Today, we’re living off – and bringing the next generation up on – fast food, fruit/fizzy drinks (both the same to me) and chemical/hormone ridden meat and vegetables – if we’re even eating veggies at all. We’re surrounded by marketing propaganda: ‘low-fat’, ‘Only 99 calories’, ‘diet soda’ that makes us believe these horrendous foods are good for us.
We’re subjected to marketing campaigns by ‘health’ companies who are advocating the consumption of their heavily processed (and therefore massively unhealthy) products instead of real food.
The worst thing about the above marketing campaigns is that these companies are thriving. They’re making a killing (literally and in monetary terms) by marketing their products as healthy and okay for health conscious people to eat.
They aren’t and they never will be.
The moral of this story is that in order for us to be lean and healthy, we need to go back to the start. We need to start putting more time into cooking meals from scratch. We need to put more thought into where the food that we’re about to cook has come from and whether or not it’s full of/covered in inflammatory substances like chemicals, antibiotics and steroids.

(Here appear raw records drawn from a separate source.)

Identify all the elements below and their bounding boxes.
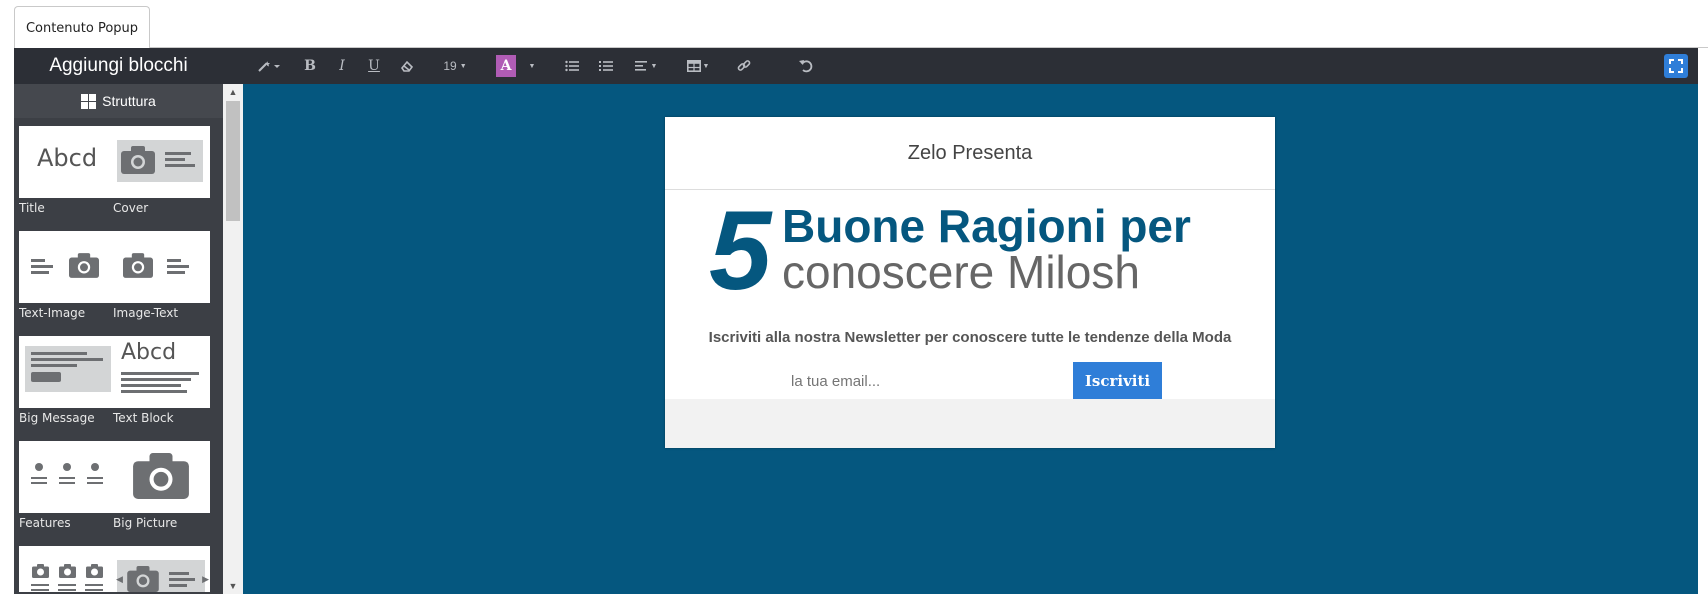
undo-icon bbox=[799, 60, 813, 73]
numbered-list-icon bbox=[599, 61, 613, 71]
caret-down-icon: ▼ bbox=[702, 62, 710, 70]
caret-down-icon: ▼ bbox=[459, 62, 467, 70]
popup-footer bbox=[665, 399, 1275, 448]
fullscreen-button[interactable] bbox=[1664, 54, 1688, 78]
link-button[interactable] bbox=[731, 48, 757, 84]
headline-number[interactable]: 5 bbox=[709, 195, 771, 307]
undo-button[interactable] bbox=[791, 48, 821, 84]
block-text-image[interactable]: Text-Image bbox=[19, 231, 116, 320]
fullscreen-icon bbox=[1669, 59, 1683, 73]
italic-icon: I bbox=[339, 58, 345, 74]
block-label: Big Picture bbox=[113, 516, 178, 530]
underline-icon: U bbox=[368, 58, 380, 74]
bullet-list-icon bbox=[565, 60, 579, 72]
sidebar-title: Aggiungi blocchi bbox=[14, 48, 243, 84]
block-slider[interactable]: ◀ ▶ bbox=[113, 546, 210, 592]
block-label: Features bbox=[19, 516, 71, 530]
caret-down-icon: ▼ bbox=[650, 62, 658, 70]
block-image-text[interactable]: Image-Text bbox=[113, 231, 210, 320]
popup-preview: Zelo Presenta 5 Buone Ragioni per conosc… bbox=[665, 117, 1275, 448]
caret-down-icon: ▼ bbox=[528, 62, 536, 70]
clear-format-button[interactable] bbox=[393, 48, 421, 84]
magic-style-button[interactable] bbox=[253, 48, 287, 84]
underline-button[interactable]: U bbox=[361, 48, 387, 84]
block-thumbnail: Abcd bbox=[113, 336, 210, 408]
block-label: Text Block bbox=[113, 411, 174, 425]
block-text-block[interactable]: Abcd Text Block bbox=[113, 336, 210, 425]
grid-icon bbox=[81, 93, 97, 109]
block-label: Big Message bbox=[19, 411, 95, 425]
headline-line-2[interactable]: conoscere Milosh bbox=[782, 249, 1140, 295]
block-thumbnail bbox=[113, 231, 210, 303]
table-dropdown[interactable]: ▼ bbox=[681, 48, 715, 84]
tab-contenuto-popup[interactable]: Contenuto Popup bbox=[14, 6, 150, 49]
table-icon bbox=[686, 60, 701, 72]
section-struttura[interactable]: Struttura bbox=[14, 84, 223, 118]
block-three-images[interactable] bbox=[19, 546, 116, 592]
magic-wand-icon bbox=[258, 61, 280, 72]
color-dropdown-button[interactable]: ▼ bbox=[522, 48, 542, 84]
chevron-right-icon: ▶ bbox=[202, 574, 209, 584]
camera-icon bbox=[86, 564, 103, 578]
italic-button[interactable]: I bbox=[329, 48, 355, 84]
block-big-message[interactable]: Big Message bbox=[19, 336, 116, 425]
subscribe-button[interactable]: Iscriviti bbox=[1073, 362, 1162, 400]
block-label: Image-Text bbox=[113, 306, 179, 320]
camera-icon bbox=[32, 564, 49, 578]
camera-icon bbox=[121, 146, 155, 174]
eraser-icon bbox=[401, 60, 414, 72]
color-letter-icon: A bbox=[500, 58, 512, 74]
camera-icon bbox=[127, 566, 159, 592]
headline-line-1[interactable]: Buone Ragioni per bbox=[782, 203, 1191, 249]
abcd-text-icon: Abcd bbox=[121, 340, 177, 365]
popup-title[interactable]: Zelo Presenta bbox=[665, 117, 1275, 190]
camera-icon bbox=[123, 253, 153, 278]
camera-icon bbox=[69, 253, 99, 278]
block-cover[interactable]: Cover bbox=[113, 126, 210, 215]
abcd-text-icon: Abcd bbox=[37, 144, 98, 172]
block-label: Title bbox=[19, 201, 45, 215]
block-thumbnail bbox=[113, 441, 210, 513]
newsletter-subtext[interactable]: Iscriviti alla nostra Newsletter per con… bbox=[665, 329, 1275, 346]
section-label: Struttura bbox=[102, 93, 156, 109]
font-size-value: 19 bbox=[443, 59, 457, 73]
block-label: Cover bbox=[113, 201, 149, 215]
sidebar-scrollbar[interactable]: ▲ ▼ bbox=[223, 84, 243, 594]
block-title[interactable]: Abcd Title bbox=[19, 126, 116, 215]
camera-icon bbox=[133, 453, 189, 499]
scroll-up-arrow-icon[interactable]: ▲ bbox=[223, 84, 243, 100]
text-color-button[interactable]: A bbox=[494, 48, 518, 84]
bullet-list-button[interactable] bbox=[559, 48, 585, 84]
block-features[interactable]: Features bbox=[19, 441, 116, 530]
chevron-left-icon: ◀ bbox=[116, 574, 123, 584]
toolbar-right bbox=[923, 48, 1698, 84]
block-thumbnail bbox=[19, 231, 116, 303]
block-thumbnail bbox=[19, 546, 116, 592]
bold-button[interactable]: B bbox=[297, 48, 323, 84]
block-thumbnail: ◀ ▶ bbox=[113, 546, 210, 592]
email-field[interactable] bbox=[779, 364, 1072, 400]
scroll-thumb[interactable] bbox=[226, 101, 240, 221]
page-builder: Aggiungi blocchi Struttura Abcd Title Co… bbox=[14, 48, 1698, 594]
tab-bar: Contenuto Popup bbox=[0, 0, 1708, 49]
link-icon bbox=[737, 60, 751, 71]
bold-icon: B bbox=[304, 58, 316, 74]
block-label: Text-Image bbox=[19, 306, 86, 320]
color-swatch: A bbox=[496, 55, 516, 77]
block-thumbnail bbox=[19, 441, 116, 513]
camera-icon bbox=[59, 564, 76, 578]
editor-toolbar: B I U 19 ▼ A ▼ ▼ ▼ bbox=[243, 48, 923, 84]
block-thumbnail bbox=[113, 126, 210, 198]
blocks-sidebar: Aggiungi blocchi Struttura Abcd Title Co… bbox=[14, 48, 243, 594]
scroll-down-arrow-icon[interactable]: ▼ bbox=[223, 578, 243, 594]
block-big-picture[interactable]: Big Picture bbox=[113, 441, 210, 530]
numbered-list-button[interactable] bbox=[593, 48, 619, 84]
blocks-list: Abcd Title Cover Text-Image Image-Text B… bbox=[19, 126, 219, 592]
font-size-dropdown[interactable]: 19 ▼ bbox=[433, 48, 477, 84]
align-dropdown[interactable]: ▼ bbox=[629, 48, 663, 84]
block-thumbnail bbox=[19, 336, 116, 408]
align-left-icon bbox=[634, 61, 647, 71]
block-thumbnail: Abcd bbox=[19, 126, 116, 198]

It’d also be nice if we could close down all fast food outlets, grow our own vegetables and have a personal relationship with the farmer and butcher who raise and sell our meat.
That’s a dream world (for me anyway) but it’s exactly how my grandparents and everyone else lived before the Second World War and they seemed to be happier, healthier and less stressed, on average, than we are today.

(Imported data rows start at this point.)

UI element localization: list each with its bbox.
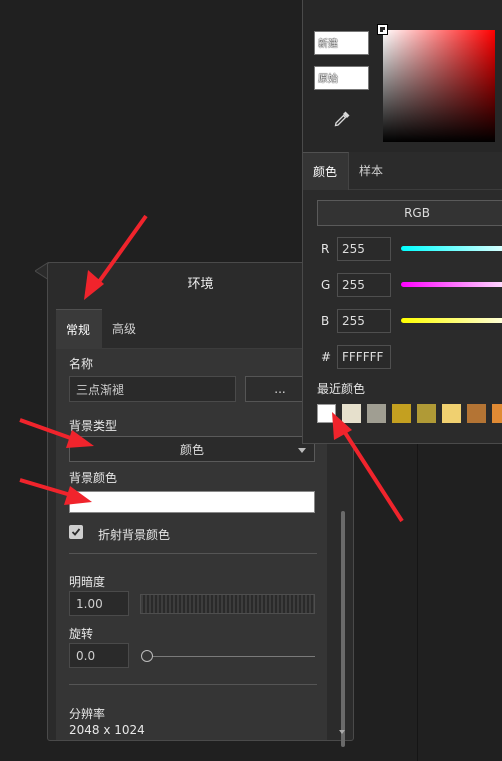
recent-colors-label: 最近颜色 <box>317 382 366 396</box>
rotation-slider-knob[interactable] <box>141 650 153 662</box>
rotation-label: 旋转 <box>69 627 94 641</box>
recent-color-swatch[interactable] <box>392 404 411 423</box>
tab-swatches[interactable]: 样本 <box>359 152 383 190</box>
color-picker-panel: 新建 原始 颜色 样本 RGB R 255 G 255 B 255 # FFFF… <box>302 0 502 444</box>
section-divider <box>69 684 317 685</box>
new-color-label: 新建 <box>318 39 338 50</box>
channel-r-input[interactable]: 255 <box>337 237 391 261</box>
name-input[interactable]: 三点渐褪 <box>69 376 236 402</box>
eyedropper-icon[interactable] <box>333 110 351 128</box>
channel-r-slider[interactable] <box>401 246 502 251</box>
chevron-down-icon <box>298 448 306 453</box>
color-mode-button[interactable]: RGB <box>317 200 502 226</box>
picker-tab-bar: 颜色 样本 <box>303 152 502 190</box>
channel-g-slider[interactable] <box>401 282 502 287</box>
channel-g-label: G <box>321 278 331 292</box>
check-icon <box>71 528 81 536</box>
channel-b-input[interactable]: 255 <box>337 309 391 333</box>
hex-label: # <box>321 350 332 364</box>
tab-advanced[interactable]: 高级 <box>102 309 148 349</box>
saturation-value-marker[interactable] <box>377 24 388 35</box>
recent-color-swatch[interactable] <box>467 404 486 423</box>
rotation-slider-track[interactable] <box>146 656 315 657</box>
recent-color-swatch[interactable] <box>317 404 336 423</box>
bg-color-swatch[interactable] <box>69 491 315 513</box>
bg-type-value: 颜色 <box>179 442 204 457</box>
original-color-label: 原始 <box>318 74 338 85</box>
bg-type-dropdown[interactable]: 颜色 <box>69 436 315 462</box>
channel-g-input[interactable]: 255 <box>337 273 391 297</box>
scrollbar-thumb[interactable] <box>341 511 345 747</box>
resolution-value: 2048 x 1024 <box>69 723 145 737</box>
brightness-label: 明暗度 <box>69 575 106 589</box>
color-preview-area: 新建 原始 <box>303 0 502 152</box>
channel-b-slider[interactable] <box>401 318 502 323</box>
scroll-down-arrow-icon[interactable] <box>339 730 345 734</box>
saturation-value-square[interactable] <box>383 30 495 142</box>
recent-color-swatch[interactable] <box>342 404 361 423</box>
recent-color-swatch[interactable] <box>442 404 461 423</box>
bg-color-label: 背景颜色 <box>69 471 118 485</box>
original-color-swatch[interactable]: 原始 <box>314 66 369 90</box>
new-color-swatch: 新建 <box>314 31 369 55</box>
channel-r-label: R <box>321 242 330 256</box>
general-tab-content: 名称 三点渐褪 ... 背景类型 颜色 背景颜色 折射背景颜色 明暗度 1.00… <box>56 349 327 740</box>
resolution-label: 分辨率 <box>69 707 106 721</box>
tab-color[interactable]: 颜色 <box>303 152 349 190</box>
hex-input[interactable]: FFFFFF <box>337 345 391 369</box>
brightness-input[interactable]: 1.00 <box>69 591 129 616</box>
refract-checkbox[interactable] <box>69 525 83 539</box>
brightness-slider[interactable] <box>140 594 315 614</box>
refract-label: 折射背景颜色 <box>98 528 171 542</box>
background-divider-right <box>417 444 418 761</box>
recent-color-swatch[interactable] <box>492 404 502 423</box>
recent-color-swatch[interactable] <box>367 404 386 423</box>
bg-type-label: 背景类型 <box>69 419 118 433</box>
rotation-input[interactable]: 0.0 <box>69 643 129 668</box>
channel-b-label: B <box>321 314 330 328</box>
recent-color-swatch[interactable] <box>417 404 436 423</box>
tab-general[interactable]: 常规 <box>56 309 102 349</box>
section-divider <box>69 553 317 554</box>
name-label: 名称 <box>69 357 94 371</box>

PS: If you live in Glasgow and would like to know more about how to eat well, contact me here. Alternatively, if you don’t live in Glasgow but would still like to improve your diet, contact me here.
Dominique A Gaspar says
OMG. Where did you get the fat-free chemical shit storm photo?! I love it!!!! Great post. I miss the massive veggie garden I had going in California. Need to make some time to grow a few things in my wee garden here in London.
Ross Stewart Fitness says
Can’t remember where I stole it from actually.
Thanks for the kind words 🙂
Fiona Price says
Excellent feature Ross. Another thing that I notice at my Papa’s (where he still has his dining sets from days gone by) is the size of the plates. His full dinner plate filled with chicken, vegetables, couple boiled potatoes is the equivalent to our side plates. Our dinner plates are now huge in comparison, and I honestly believe people think they need the whole plate filled with pasta/potatoes/rice/bread/processed meals in order to be having a full dinner. My Papa is 86 and is probably the leanest man I know – again cooks everything fresh and would never contemplate buying a processed meal.. He does however swear by a few whiskys a day lol!
Ross Stewart Fitness says
That’s interesting about your Papa…and, as I always say about my gran, at 86 you can do whatever the hell you like!